Almond trees are associated with spring, regeneration, divination and fertility. In the near east, the appearance of almond blossom is considered the herald of spring. The Anatolian vegetation god Attis, who was reborn each spring only to die and be mourned each winter, was conceived when his mother Nana placed a ripe almond in her bosom, according to some versions of the myth.
Almonds are a wonderful food, rich in fibre, plant sterols and polyunsaturated fatty acids. They help lower LDL (bad) cholesterol and increase HDL (good) cholesterol. They are rich in Vitamin E, a powerful antioxidant, and in magnesium, good for heart health. Sweet almonds pounded in water form ‘almond milk’ which can be used as a substitute for dairy products. The nuts can be eaten raw or roasted and marzipan is made from the ground nuts.
Almond oil, the oil produced from almonds, can be used as a carrier for essential oils, or alone as a treatment for dry skin as it is a light oil, easily absorbed, emollient and nourishing. Ground almonds mixed with honey make a great facial scrub.

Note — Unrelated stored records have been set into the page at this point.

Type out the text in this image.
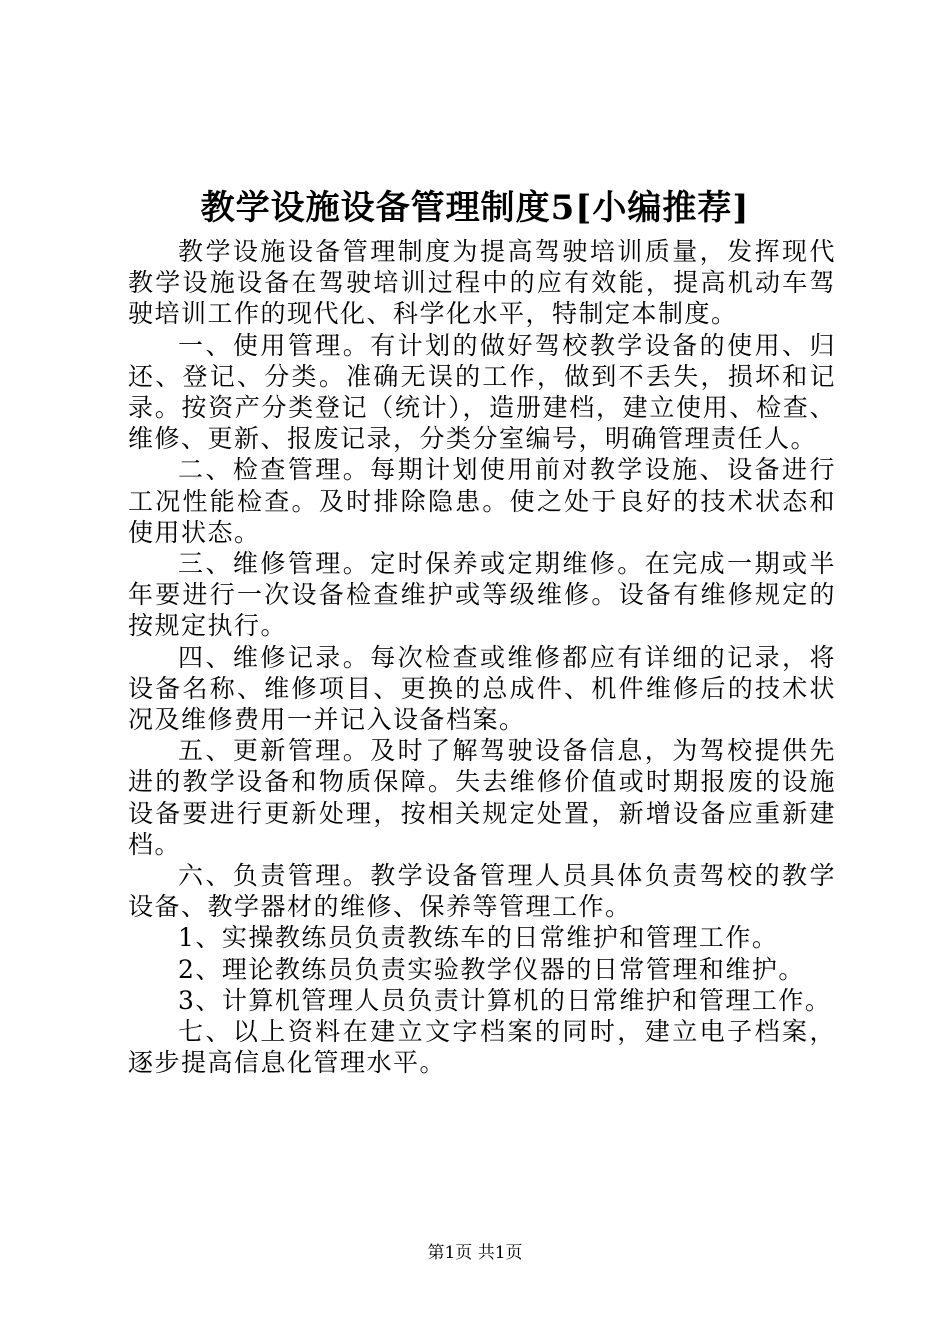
教学设施设备管理制度5[小编推荐]

教学设施设备管理制度为提高驾驶培训质量，发挥现代教学设施设备在驾驶培训过程中的应有效能，提高机动车驾驶培训工作的现代化、科学化水平，特制定本制度。

一、使用管理。有计划的做好驾校教学设备的使用、归还、登记、分类。准确无误的工作，做到不丢失，损坏和记录。按资产分类登记（统计），造册建档，建立使用、检查、维修、更新、报废记录，分类分室编号，明确管理责任人。

二、检查管理。每期计划使用前对教学设施、设备进行工况性能检查。及时排除隐患。使之处于良好的技术状态和使用状态。

三、维修管理。定时保养或定期维修。在完成一期或半年要进行一次设备检查维护或等级维修。设备有维修规定的按规定执行。

四、维修记录。每次检查或维修都应有详细的记录，将设备名称、维修项目、更换的总成件、机件维修后的技术状况及维修费用一并记入设备档案。

五、更新管理。及时了解驾驶设备信息，为驾校提供先进的教学设备和物质保障。失去维修价值或时期报废的设施设备要进行更新处理，按相关规定处置，新增设备应重新建档。

六、负责管理。教学设备管理人员具体负责驾校的教学设备、教学器材的维修、保养等管理工作。

1、实操教练员负责教练车的日常维护和管理工作。

2、理论教练员负责实验教学仪器的日常管理和维护。

3、计算机管理人员负责计算机的日常维护和管理工作。

七、以上资料在建立文字档案的同时，建立电子档案，逐步提高信息化管理水平。

第1页 共1页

Almond oil is also often used as a base for magical oils, but should only be used for those connected with air, spring and its associated gods and goddesses. Almond oil can be used to anoint and consecrate the ritual sword. Almond wood may be used to make a wand of fertility and regeneration. The dried blossoms, wood and nuts may be added to incenses of the east, the element of air, the planet Mercury or the Sun, Ostara, divination rituals, the star sign of Gemini or to incenses of any of the almond’s associated deities. The blossoms may be used in chaplets and decorations at festivals to celebrate the spring.